CREATE TABLE USERTBL_2018 PARTITION OF USERTBL
    FOR VALUES FROM ('2018-01-01') TO ('2018-12-31');
    
CREATE TABLE USERTBL_2019 PARTITION OF USERTBL
    FOR VALUES FROM ('2019-01-01') TO ('2019-12-31');

Then we use below script to insert data to the table

/* INSERT DATA TO TABLE FOR RANGE PARTITION */
do $$
<<FIRSTBLOCK>>
declare
PUSRNAME VARCHAR ;
C INTEGER;
PCREATEDATE1 DATE := date '2017-03-18' ;
PCREATEDATE2 DATE := date '2018-04-18' ;
PCREATEDATE3 DATE := date '2019-05-18' ;
begin

/* */
for C in 1..9 LOOP
pusrname := '000'|| cast (C as VARCHAR);
PCREATEDATE1 := PCREATEDATE1 + C;
insert into usertbl (usrname,firstname,lastname,createdate ) values (pusrname,'firstname','lastname', PCREATEDATE1);
end loop;

/* */

for C in 10..19 LOOP
pusrname := '00'|| cast (C as VARCHAR);
PCREATEDATE2 := PCREATEDATE2 + C -10;
insert into usertbl (usrname,firstname,lastname,createdate ) values (pusrname,'firstname','lastname', PCREATEDATE2);
end loop;

/* */

for C in 20..29 LOOP
pusrname := '00'|| cast (C as VARCHAR);
PCREATEDATE3 := PCREATEDATE3 + C - 20;
insert into usertbl (usrname,firstname,lastname,createdate ) values (pusrname,'firstname','lastname', PCREATEDATE3);
end loop;

commit;

end FIRSTBLOCK $$;

After we ran the script, we will see as below.

usr01=> \d+ usertbl
                                                      Partitioned table "usr01.usertbl"
   Column   |          Type          | Collation | Nullable |                Default                 | Storage  | Stats target | Description
------------+------------------------+-----------+----------+----------------------------------------+----------+--------------+-------------
 usrid      | integer                |           | not null | nextval('usertbl_usrid_seq'::regclass) | plain    |              |
 usrname    | character varying(180) |           | not null |                                        | extended |              |
 firstname  | character varying(128) |           | not null |                                        | extended |              |
 lastname   | character varying(128) |           | not null |                                        | extended |              |
 createdate | date                   |           | not null |                                        | plain    |              |
Partition key: RANGE (createdate)
Indexes:
    "usertbl_pkey" PRIMARY KEY, btree (usrid, createdate)
Partitions: usertbl_2017 FOR VALUES FROM ('2017-01-01') TO ('2017-12-31'),
            usertbl_2018 FOR VALUES FROM ('2018-01-01') TO ('2018-12-31'),
            usertbl_2019 FOR VALUES FROM ('2019-01-01') TO ('2019-12-31')

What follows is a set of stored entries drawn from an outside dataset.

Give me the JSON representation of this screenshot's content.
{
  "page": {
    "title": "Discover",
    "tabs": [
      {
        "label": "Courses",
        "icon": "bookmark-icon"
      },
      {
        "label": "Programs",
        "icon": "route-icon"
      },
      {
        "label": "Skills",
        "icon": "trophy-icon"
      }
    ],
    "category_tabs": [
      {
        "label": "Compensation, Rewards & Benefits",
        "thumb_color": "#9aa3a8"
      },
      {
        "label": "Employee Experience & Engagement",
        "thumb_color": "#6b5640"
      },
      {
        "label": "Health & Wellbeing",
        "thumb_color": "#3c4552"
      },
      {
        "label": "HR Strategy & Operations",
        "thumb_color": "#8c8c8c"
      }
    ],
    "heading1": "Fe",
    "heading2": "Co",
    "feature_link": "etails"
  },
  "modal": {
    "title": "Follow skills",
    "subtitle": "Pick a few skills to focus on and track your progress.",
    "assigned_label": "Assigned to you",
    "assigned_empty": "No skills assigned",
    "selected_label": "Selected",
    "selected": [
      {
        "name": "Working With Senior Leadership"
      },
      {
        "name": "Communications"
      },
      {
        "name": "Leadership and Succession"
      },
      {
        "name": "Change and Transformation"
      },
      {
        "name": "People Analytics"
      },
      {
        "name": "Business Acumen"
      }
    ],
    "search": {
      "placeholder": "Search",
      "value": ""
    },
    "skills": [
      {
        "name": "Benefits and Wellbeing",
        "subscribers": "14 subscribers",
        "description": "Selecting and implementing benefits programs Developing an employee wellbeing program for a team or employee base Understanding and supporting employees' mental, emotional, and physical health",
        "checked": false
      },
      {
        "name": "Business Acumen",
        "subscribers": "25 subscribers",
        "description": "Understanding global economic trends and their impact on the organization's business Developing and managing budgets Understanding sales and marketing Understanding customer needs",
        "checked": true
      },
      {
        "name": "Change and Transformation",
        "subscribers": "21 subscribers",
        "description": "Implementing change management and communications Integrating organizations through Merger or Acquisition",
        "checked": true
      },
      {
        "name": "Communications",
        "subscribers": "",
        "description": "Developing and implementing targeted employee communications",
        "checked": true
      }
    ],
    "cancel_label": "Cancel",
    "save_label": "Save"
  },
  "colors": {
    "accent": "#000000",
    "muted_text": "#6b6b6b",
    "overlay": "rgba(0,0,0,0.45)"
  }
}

Table has been created along with the partition by range. And after we inserted the data into the table if we look into table partition, we will see as below result.

Fig 03 Table Partition Detail

And we can check each partition table and we can see as following.

Fig 04 Partition table for 2017

Fig 05 Partition Table for 2018

Fig 06 Partition Table for 2019

List Partition

A list partition is created with predefined values to hold in a partitioned table. A default partition (optional) holds all those values that are not part of any specified partition.For example, you create a table and you want to partition table base on some columns (e.g.status) value (e.g.'active','expired'). You can create a table as following example.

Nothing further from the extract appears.